By Sam Gauntt and Natalie Weger
The University of Maryland SGA failed to advance a resolution Wednesday that called on the University System of Maryland Foundation to divest from “companies engaged in human rights violations” during its general body meeting.
Hundreds of students gathered in Stamp Student Union’s Colony Ballroom for the meeting. After two hours of public comment about the divestment resolution, including more than 50 student testimonies, the Student Government Association voted to not consider the resolution this semester.
The proposed resolution urged the university system foundation — which manages the university system’s financial assets — and this university’s administration to withdraw investments from companies that do not align with the universal human rights, labor, environment and anti-corruption principles in the United Nations Global Compact.
The resolution received an unfavorable report from the SGA’s student affairs committee on April 11.
SGA legislators present on Wednesday voted to uphold the student affairs committee’s unfavorable report, 18-17, with one abstention. Because the unfavorable committee report was upheld, the legislature did not vote on the resolution.
This university said students would be conducting any debate on the proposed resolution and “the outcome will have no bearing on university policy or practice” in a Wednesday statement to The Diamondback.
Conversations about divestment have increased amid recent violence in Israel and Palestine. An Oct. 7, 2023, Hamas attack killed at least 1,200 people in Israel and took about 250 people hostage, according to the Associated Press. Israel declared war on Hamas the next day and more than 33,000 people in Palestine have been killed since October, the Associated Press reported Thursday.
The resolution referenced “human rights crises” across the world in places such as Palestine, Myanmar, Guatemala and Yemen.
[UMD SGA committee votes against divestment resolution]
In a statement on Instagram, this university’s Jewish Student Union said it was “relieved” by Wednesday’s decision and that the resolution would have isolated Jewish and Israeli students.
“At a time when divisiveness threatens to fracture the unity of our university community, the rejection of [the divestment resolution] serves as a beacon of hope for solidarity and understanding,” the statement read.
Similar divestment resolutions failed to advance through the SGA in 2017 and 2019.
About 30 attendees spoke in favor of the resolution during Wednesday’s public comment session.
Junior philosophy and physics major Matt Foos said the companies the resolution targets — which include Lockheed Martin, Northrop Grumman and BAE Systems — are “aiding and abetting crimes in human rights and genocide.”
“Divesting from [these companies] is the absolute least that we can do for all the lives that they have destroyed and the genocide they’re currently enabling,” Foos said in his testimony.
This university’s Students for Justice in Palestine chapter said in a statement to The Diamondback that Wednesday’s meeting was “a victory on an ideological front.”
“Never before has the divestment bill come this close,” the statement said. “We will never surrender.”
Junior women’s, gender and sexuality studies major Brandee Kaplan said the violence in Palestine is “the destruction of people, communities and the planet in the most well-documented genocide in history.”
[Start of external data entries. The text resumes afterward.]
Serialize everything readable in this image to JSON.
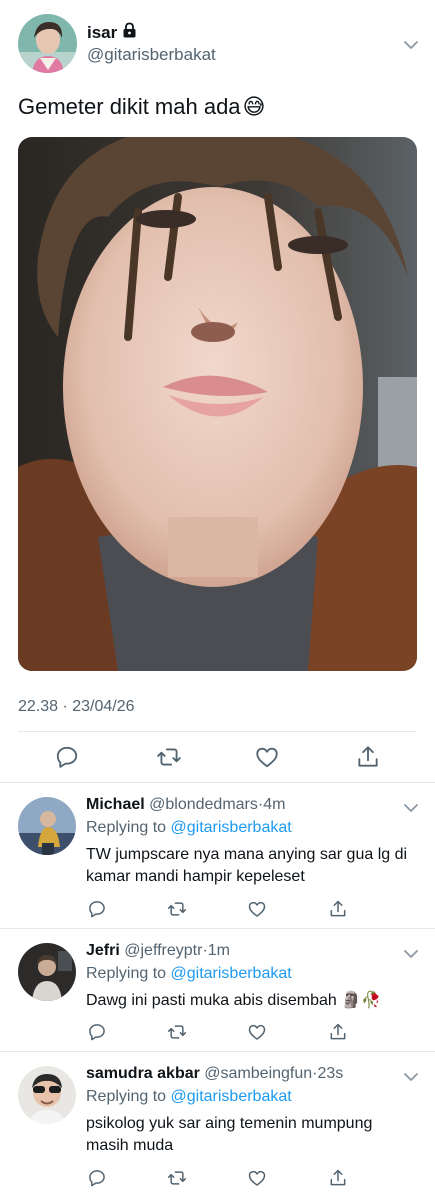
{
  "tweet": {
    "display_name": "isar",
    "handle": "@gitarisberbakat",
    "text": "Gemeter dikit mah ada",
    "emoji": "😅",
    "timestamp": "22.38 · 23/04/26"
  },
  "replies": [
    {
      "name": "Michael",
      "handle": "@blondedmars",
      "age": "4m",
      "replying_prefix": "Replying to",
      "mention": "@gitarisberbakat",
      "text": "TW jumpscare nya mana anying sar gua lg di kamar mandi hampir kepeleset"
    },
    {
      "name": "Jefri",
      "handle": "@jeffreyptr",
      "age": "1m",
      "replying_prefix": "Replying to",
      "mention": "@gitarisberbakat",
      "text": "Dawg ini pasti muka abis disembah 🗿🥀"
    },
    {
      "name": "samudra akbar",
      "handle": "@sambeingfun",
      "age": "23s",
      "replying_prefix": "Replying to",
      "mention": "@gitarisberbakat",
      "text": "psikolog yuk sar aing temenin mumpung masih muda"
    }
  ],
  "colors": {
    "text": "#0f1419",
    "secondary": "#536471",
    "link": "#1d9bf0",
    "divider": "#e6e9eb"
  },
  "icons": [
    "lock-icon",
    "chevron-down-icon",
    "reply-icon",
    "retweet-icon",
    "like-icon",
    "share-icon"
  ]
}
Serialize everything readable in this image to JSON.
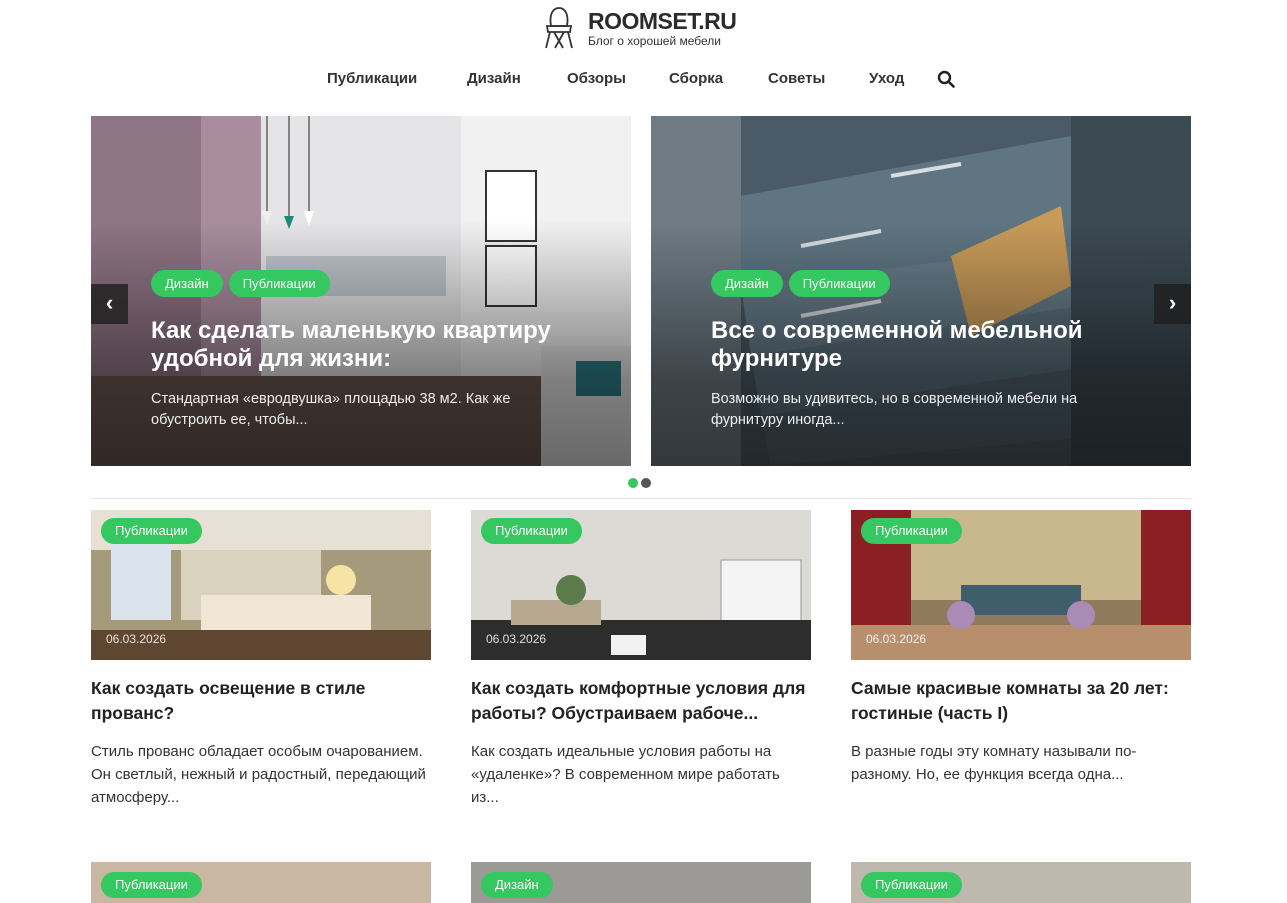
{
  "header": {
    "logo_title": "ROOMSET.RU",
    "logo_subtitle": "Блог о хорошей мебели",
    "logo_icon": "chair-icon"
  },
  "nav": {
    "items": [
      "Публикации",
      "Дизайн",
      "Обзоры",
      "Сборка",
      "Советы",
      "Уход"
    ],
    "search_icon": "search-icon"
  },
  "slider": {
    "prev_label": "‹",
    "next_label": "›",
    "slides": [
      {
        "tags": [
          "Дизайн",
          "Публикации"
        ],
        "title": "Как сделать маленькую квартиру удобной для жизни:",
        "excerpt": "Стандартная «евродвушка» площадью 38 м2. Как же обустроить ее, чтобы..."
      },
      {
        "tags": [
          "Дизайн",
          "Публикации"
        ],
        "title": "Все о современной мебельной фурнитуре",
        "excerpt": "Возможно вы удивитесь, но в современной мебели на фурнитуру иногда..."
      }
    ],
    "active_dot": 0
  },
  "posts": [
    {
      "tag": "Публикации",
      "date": "06.03.2026",
      "title": "Как создать освещение в стиле прованс?",
      "excerpt": "Стиль прованс обладает особым очарованием. Он светлый, нежный и радостный, передающий атмосферу..."
    },
    {
      "tag": "Публикации",
      "date": "06.03.2026",
      "title": "Как создать комфортные условия для работы? Обустраиваем рабоче...",
      "excerpt": "Как создать идеальные условия работы на «удаленке»? В современном мире работать из..."
    },
    {
      "tag": "Публикации",
      "date": "06.03.2026",
      "title": "Самые красивые комнаты за 20 лет: гостиные (часть I)",
      "excerpt": "В разные годы эту комнату называли по-разному. Но, ее функция всегда одна..."
    }
  ],
  "more_posts": [
    {
      "tag": "Публикации"
    },
    {
      "tag": "Дизайн"
    },
    {
      "tag": "Публикации"
    }
  ],
  "colors": {
    "accent": "#35c760",
    "text": "#222222"
  }
}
“It is not the job of the SGA to create unity. Like any democratic institution, it is the job of the SGA to act in the interests of its constituents,” she said. “We are your constituents. We are here participating in your democratic process, screaming at the top of our lungs.”
[UMD students supporting Palestine protest Israeli politician’s talk]
Diego Henriquez, a freshman environmental science and technology major, also spoke in favor of the resolution. Henriquez, who is from El Salvador, expressed support for the resolution because of its power to support those from countries facing the “legacy of colonialism and apartheid.”
“[The resolution] may be symbolic and non-binding, but it represents a step towards justice,” Henriquez said. “We don’t care if it affects us or not. We care if it uplifts the oppressed.”
Students who testified against the resolution voiced concerns that it would divide the campus community and lead to threats against Jewish students at this university.
Erez Keler, a sophomore computer science major, said in his testimony that claiming the divestment resolution poses no threat to the Jewish community at this campus would be “insane.”
“Right now, our campus is incredibly divided,” Keler said during his testimony. “The passing of the divestment bill will further the division on this campus and that is not what we need.”
Daniel Levy, a senior mathematics and physics major, said the divestment resolution would have targeted the Jewish community if it was passed.
“If we are being honest here, this bill will not affect the Israeli government at all,” Levy said during Wednesday’s meeting. “It will harm Israeli civilians and Jews around the world and on campus in particular.”
Levy said this university’s Jewish community came together to ask the SGA with “one loud voice” to reject the resolution.
The university system declined to comment on the resolution.